Living with the Truth Stranger than Fiction This Is Not About What You Think Milligan and Murphy Making Sense

Wednesday 3 May 2017

#730



A Return to Orwell's Café



There was very little on the board to play with
apart from love.
She'd used him before but never to any great effect.
He was always last to go.

The glasses were still empty.
There was no meaning left to it all
as I peered in the window.


6 April 1991
 

This is a follow-on to ‘Orwell’s Café’ (#592). When I wrote this I was thinking about the scene in the final chapter of Nineteen Eighty-Four:
The Chestnut Tree was almost empty. A ray of sunlight slanting through a window fell on dusty table-tops. It was the lonely hour of fifteen. A tinny music trickled from the telescreens. Winston sat in his usual corner, gazing into an empty glass. Now and again he glanced up at a vast face which eyed him from the opposite wall. BIG BROTHER IS WATCHING YOU, the caption said. Unbidden, a waiter came and filled his glass up with Victory Gin, shaking into it a few drops from another bottle with a quill through the cork. It was saccharine flavoured with cloves, the speciality of the café.
[…]
A waiter, again unbidden, brought the chessboard and the current issue of The Times, with the page turned down at the chess problem. Then, seeing that Winston's glass was empty, he brought the gin bottle and filled it. There was no need to give orders. They knew his habits. The chessboard was always waiting for him, his corner table was always reserved; even when the place was full he had it to himself, since nobody cared to be seen sitting too close to him.
This is where Michael Radford’s film adaptation (staring John Hurt), the extremely popular 1954 BBC version (staring Peter Cushing) and the 1956 adaptation (staring Edmond O'Brien) all differ from the novel.
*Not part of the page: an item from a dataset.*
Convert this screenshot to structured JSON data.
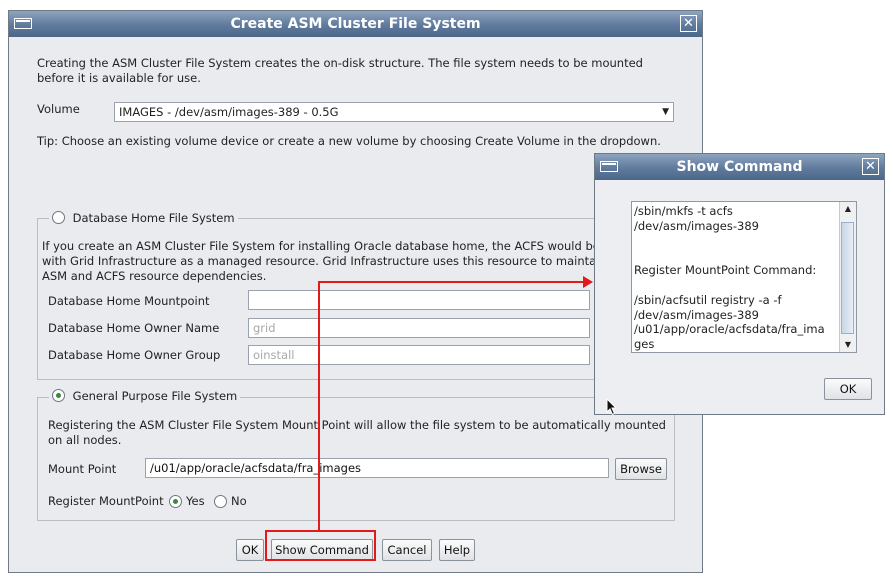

In the book as Winston’s sitting alone in the café he remembers his last meeting with Julia is in “the Park”:
He had seen her; he had even spoken to her. There was no danger in it. He knew as though instinctively that they now took almost no interest in his doings. He could have arranged to meet her a second time if either of them had wanted to. Actually it was by chance that they had met. It was in the Park, on a vile, biting day in March, when the earth was like iron and all the grass seemed dead and there was not a bud anywhere except a few crocuses which had pushed themselves up to be dismembered by the wind. He was hurrying along with frozen hands and watering eyes when he saw her not ten metres away from him. It struck him at once that she had changed in some ill-defined way. They almost passed one another without a sign, then he turned and followed her, not very eagerly. He knew that there was no danger, nobody would take any interest in him. She did not speak. She walked obliquely away across the grass as though trying to get rid of him, then seemed to resign herself to having him at her side. Presently they were in among a clump of ragged leafless shrubs, useless either for concealment or as protection from the wind. They halted. It was vilely cold. The wind whistled through the twigs and fretted the occasional, dirty-looking crocuses. He put his arm round her waist.
The 1956 film comes the closest but you’d hardly call the setting a park—just a few isolated trees and benches (more of a garden than a park)—although it is March and so you’d expect it to be bare. In this version Winston finds himself in the park and notices Julia sitting by a tree. So it’s very much an accidental encounter.  
 
 
The 1954 version is set in the café. Julia’s already seated when Winston arrives and is shown to her table as if he’s been expected but he's surprised to see her there. No chess set and the waiter’s a bit too chatty for my taste. In this version the couple both look as if they’ve been through the mill; Winston walks with a limp and Julia seems like she’s aged twenty years.
 
 
In the 1984 adaptation—what most people regard as the definitive version—it’s Winston who’s in the café with a chess set in front of him when Julia arrives. He thanks her for coming and so clearly he’s gone out of his way to make contact. That bothers me because although they talk about meeting again we know (and they know) they never will, not purposefully in any case, so the idea that he’s arranged a reunion doesn’t quite work.
 
 
I can understand why scriptwriters do what they do—their time’s limited—and so we shouldn’t be surprised when they try to do two things at once but what’s missing from them all films is Winston’s sudden and urgent need to get back to the café:
He was overwhelmed by a desire not so much to get away from Julia as to get back to the Chestnut Tree Cafe, which had never seemed so attractive as at this moment. He had a nostalgic vision of his corner table, with the newspaper and the chessboard and the everflowing gin. Above all, it would be warm in there. The next moment, not altogether by accident, he allowed himself to become separated from her by a small knot of people. He made a half-hearted attempt to catch up, then slowed down, turned, and made off in the opposite direction. When he had gone fifty metres he looked back. The street was not crowded, but already he could not distinguish her. Any one of a dozen hurrying figures might have been hers. Perhaps her thickened, stiffened body was no longer recognizable from behind.
I can imagine Hurt acting the above scene and I’m a little sad it was lost even if I do understand why.